Innovative Music in the Mountains

Daniel Bernard Romain
Daniel Bernard Romain

From collaborating and performing with Lady Gaga on American Idol to combining spoken word, video and chamber orchestra in Darwin’s Meditation for the People of Lincoln, Haitian-American violinist Daniel Bernard Roumain is an innovative and always surprising performer, composer and band leader. He will perform his Voodoo Concerto #1 with the Western Piedmont Symphony Thursday, Nov. 11 through Saturday, Nov. 13 at the P.E. Monroe Auditorium, Hickory. For more information, visit http://www.wpsymphony.org/.

After celebrating traditional music at the Happy Valley Fiddlers’ Convention and touring Texas and Oklahoma this fall, the Kruger Brothers return home to North Carolina to premiere a new work commissioned by the Ashe County Arts Council. They’ll join the Blue Ridge Chamber Players for An Appalachian Concerto, composed and arranged by Jens Kruger, at the Ashe Civic Center on Saturday, Nov. 20 at 7:30 p.m. Founded in 2005, the Blue Ridge Chamber Players is an eclectic ensemble based in Charlotte. For more information about the new work, currently in rehearsal, visit http://www.ashecountyarts.org/.

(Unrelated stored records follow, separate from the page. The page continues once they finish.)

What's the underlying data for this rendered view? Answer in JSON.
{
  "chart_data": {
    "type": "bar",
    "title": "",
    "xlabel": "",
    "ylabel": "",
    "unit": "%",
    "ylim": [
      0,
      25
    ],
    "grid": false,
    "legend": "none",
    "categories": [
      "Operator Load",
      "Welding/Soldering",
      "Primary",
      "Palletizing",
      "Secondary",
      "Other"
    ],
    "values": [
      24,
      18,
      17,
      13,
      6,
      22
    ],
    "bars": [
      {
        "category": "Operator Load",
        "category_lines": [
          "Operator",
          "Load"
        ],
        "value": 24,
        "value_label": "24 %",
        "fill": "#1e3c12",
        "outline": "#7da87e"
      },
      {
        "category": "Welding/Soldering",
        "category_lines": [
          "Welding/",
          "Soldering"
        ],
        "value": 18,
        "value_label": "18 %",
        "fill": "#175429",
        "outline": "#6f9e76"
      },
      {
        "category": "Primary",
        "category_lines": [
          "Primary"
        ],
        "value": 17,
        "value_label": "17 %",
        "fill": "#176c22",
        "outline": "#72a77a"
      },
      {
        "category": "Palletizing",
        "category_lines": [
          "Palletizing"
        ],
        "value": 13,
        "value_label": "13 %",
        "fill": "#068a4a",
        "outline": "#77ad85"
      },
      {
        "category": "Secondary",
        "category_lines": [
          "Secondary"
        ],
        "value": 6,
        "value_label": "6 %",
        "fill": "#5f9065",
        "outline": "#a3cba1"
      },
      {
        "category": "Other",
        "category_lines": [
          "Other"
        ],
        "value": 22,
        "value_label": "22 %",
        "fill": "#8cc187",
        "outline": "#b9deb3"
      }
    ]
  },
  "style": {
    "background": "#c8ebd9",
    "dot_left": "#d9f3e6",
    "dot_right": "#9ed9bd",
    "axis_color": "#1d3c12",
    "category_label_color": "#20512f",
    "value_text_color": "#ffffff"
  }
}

There are other opportunities to expand your musical horizons across North Carolina this fall. In Charlotte, North Carolina Dance Theatre’s eclectic contemporary ballet series Innovative Works features choreographers Mark Diamond, David Ingram, Sasha Janes and Dwight Rhoden working with “green” themes of conservation, pollution, waste and the environment. Performances take place Thursday, Nov. 11 through Saturday, Nov. 13 at the Knight Theatre. For more information, visit http://www.ncdance.org/. In Greenville, East Carolina University presents the eclectic Takács Quartet, performing Schubert’s Death and the Maiden, Haydn’s String Quartet, Op. 71/3 and more on Friday, Sept. 24 at Wright Auditorium. The quartet’s innovative programming has included a performance of Everyman with Academy Award winning actor Philip Seymour Hoffman, collaborations with the Hungarian folk ensemble Muzsikas, and a music and poetry program with the poet Robert Pinsky. For more information, visit http://www.ecu.edu/cs-ecu/calendar.cfm?a=5&e=4333.

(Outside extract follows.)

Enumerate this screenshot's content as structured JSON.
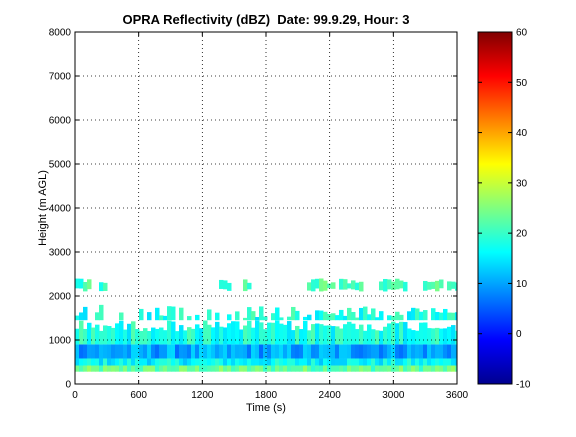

One Response to “Fall Performing Arts”

  1. Donna Gregory says:
    September 1, 2010 at 10:44 am

    Don’t forget to “plant” yourself at the NC Theatre production of “Little Shop of Horrors” Sept. 18-26 at Raleigh Memorial Auditorium in the Progress Energy Center for the Performing Arts! This lovable rock’n'roll spoof of 1950’s sci-fi movies will leave you tapping your feet and dancing in your seat!